Taco Bell and I share a deep history.  To understand this, you first need to realize that I grew up on microwave burritos and generic brand cereal.  That's about it.  For most of my life I had the palate of a mexican prison inmate.  No offense to Mexico.  Whenever we were on a road trip my family would stop at Taco Bell and allow each of us kids to pick two menu items...I'd supplement my allowance by sucking on packets of hot sauce.  I applied to work at Taco Bell the day I turned 15 (only to be told they can't hire 15 year-olds).  I came back 365 days later and took my rightful position.  Enough said.

Now that I'm older and have spread out my culinary wings I almost never eat fast food.  Key word, almost.  So when I heard that Taco Bell had done the fast food equivalent of landing a man on the moon, I had to check it out.  Yes, I'm referring to the Doritos Locos Taco.  A regular taco inside a shell of pure nacho cheese flavored Doritos.  Amen.
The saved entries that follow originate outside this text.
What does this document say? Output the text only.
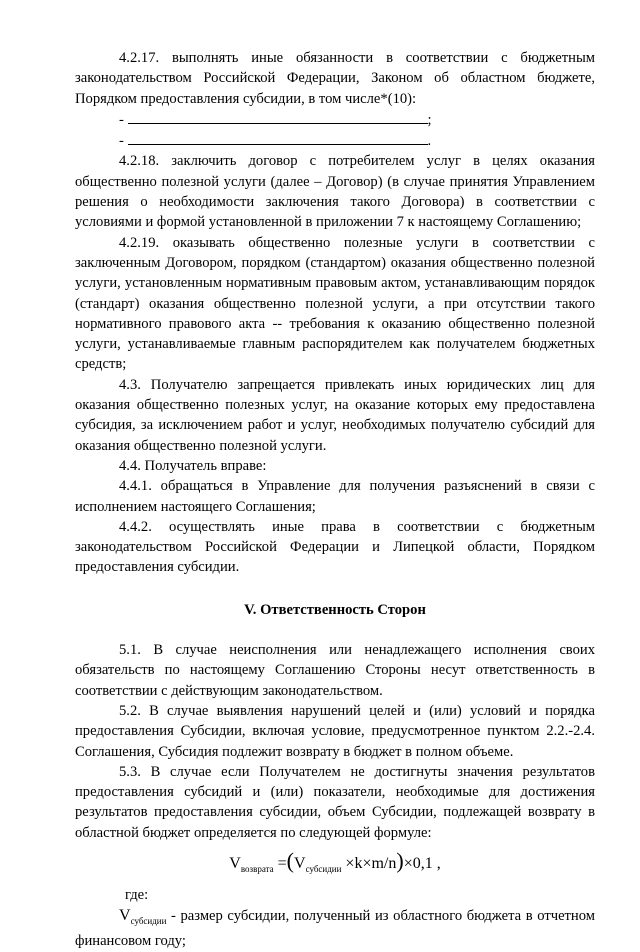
4.2.17. выполнять иные обязанности в соответствии с бюджетным законодательством Российской Федерации, Законом об областном бюджете, Порядком предоставления субсидии, в том числе*(10):

-	;

-	.

4.2.18. заключить договор с потребителем услуг в целях оказания общественно полезной услуги (далее – Договор) (в случае принятия Управлением решения о необходимости заключения такого Договора) в соответствии с условиями и формой установленной в приложении 7 к настоящему Соглашению;

4.2.19. оказывать общественно полезные услуги в соответствии с заключенным Договором, порядком (стандартом) оказания общественно полезной услуги, установленным нормативным правовым актом, устанавливающим порядок (стандарт) оказания общественно полезной услуги, а при отсутствии такого нормативного правового акта -- требования к оказанию общественно полезной услуги, устанавливаемые главным распорядителем как получателем бюджетных средств;

4.3. Получателю запрещается привлекать иных юридических лиц для оказания общественно полезных услуг, на оказание которых ему предоставлена субсидия, за исключением работ и услуг, необходимых получателю субсидий для оказания общественно полезной услуги.

4.4. Получатель вправе:

4.4.1. обращаться в Управление для получения разъяснений в связи с исполнением настоящего Соглашения;

4.4.2. осуществлять иные права в соответствии с бюджетным законодательством Российской Федерации и Липецкой области, Порядком предоставления субсидии.

V. Ответственность Сторон

5.1. В случае неисполнения или ненадлежащего исполнения своих обязательств по настоящему Соглашению Стороны несут ответственность в соответствии с действующим законодательством.

5.2. В случае выявления нарушений целей и (или) условий и порядка предоставления Субсидии, включая условие, предусмотренное пунктом 2.2.-2.4. Соглашения, Субсидия подлежит возврату в бюджет в полном объеме.

5.3. В случае если Получателем не достигнуты значения результатов предоставления субсидий и (или) показатели, необходимые для достижения результатов предоставления субсидии, объем Субсидии, подлежащей возврату в областной бюджет определяется по следующей формуле:

$V_{возврата} =(V_{субсидии} \times k\times m/n)\times 0,1$ ,

где:

$V_{субсидии}$ - размер субсидии, полученный из областного бюджета в отчетном финансовом году;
Was it amazing?  Yes.  Was it sinful?  Probably.  Did I think I could make it better?  You know it.  Over the weekend I headed south of the border ( of Snohomish County) and tried an experiment of epic proportions.
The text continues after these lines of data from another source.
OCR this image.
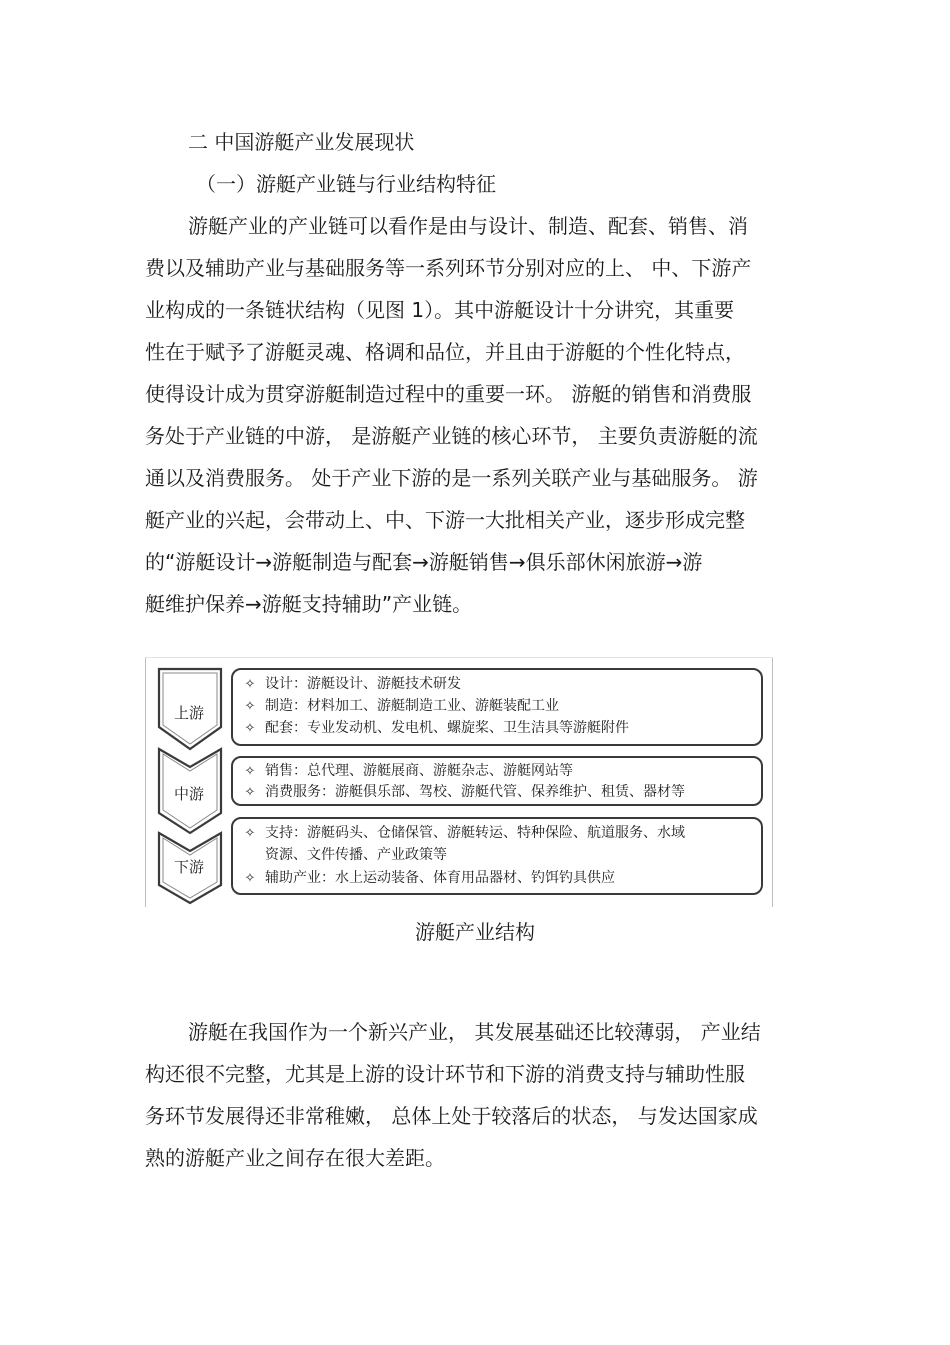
二 中国游艇产业发展现状
（一）游艇产业链与行业结构特征
游艇产业的产业链可以看作是由与设计、制造、配套、销售、消
费以及辅助产业与基础服务等一系列环节分别对应的上、 中、下游产
业构成的一条链状结构（见图 1）。其中游艇设计十分讲究，其重要
性在于赋予了游艇灵魂、格调和品位，并且由于游艇的个性化特点，
使得设计成为贯穿游艇制造过程中的重要一环。 游艇的销售和消费服
务处于产业链的中游， 是游艇产业链的核心环节， 主要负责游艇的流
通以及消费服务。 处于产业下游的是一系列关联产业与基础服务。 游
艇产业的兴起，会带动上、中、下游一大批相关产业，逐步形成完整
的“游艇设计→游艇制造与配套→游艇销售→俱乐部休闲旅游→游
艇维护保养→游艇支持辅助”产业链。
上游
中游
下游
✧ 设计：游艇设计、游艇技术研发
✧ 制造：材料加工、游艇制造工业、游艇装配工业
✧ 配套：专业发动机、发电机、螺旋桨、卫生洁具等游艇附件
✧ 销售：总代理、游艇展商、游艇杂志、游艇网站等
✧ 消费服务：游艇俱乐部、驾校、游艇代管、保养维护、租赁、器材等
✧ 支持：游艇码头、仓储保管、游艇转运、特种保险、航道服务、水域
资源、文件传播、产业政策等
✧ 辅助产业：水上运动装备、体育用品器材、钓饵钓具供应
游艇产业结构
游艇在我国作为一个新兴产业， 其发展基础还比较薄弱， 产业结
构还很不完整，尤其是上游的设计环节和下游的消费支持与辅助性服
务环节发展得还非常稚嫩， 总体上处于较落后的状态， 与发达国家成
熟的游艇产业之间存在很大差距。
Pictured above (left to right) you'll see the Doritos Locos Taco, the Volcano Taco, and their love child.  I call him "The Locano."  The Doritos Locos Taco gives immediate satisfaction when it hits your lips.  The shell is coated in powdery nacho cheese and cocaine, but the inside is just regular old taco.  The Volcano Taco tells a different tale.


The Volcano is a regular taco with addition of a substance straight from the nicer part of hell.  Lava sauce.  It's like nacho cheese with hot sauce mixed in.  Actually, that's exactly what it is.  When the Volcano first hits your mouth you feel deceived.  That beautiful red shell is actually just a regular hard shell colored red!  However, once the Lava Sauce hits your tongue you realize how wrong you were.  You're in love.


So, the Doritos Locos Taco provides instant gratification with its powdery exterior, and the Volcano Taco indulges your inner demons with a slow burn.  Why can't Taco Bell pull out the stops and bring together the Yin and the Yang?  Wait!  They can!

Introducing "The Locano!"  You take that Doritos Locos Taco and match-make your way into pure fast food ecstacy with a dose of Lava Sauce.  When the Loco and Volcano hook up, the off-spring will never let you down.  From the second it hits your lips to the heartburn and regret following your last bite, you'll know two things.  1:  This isn't healthy.  2:  You'll be doing this again.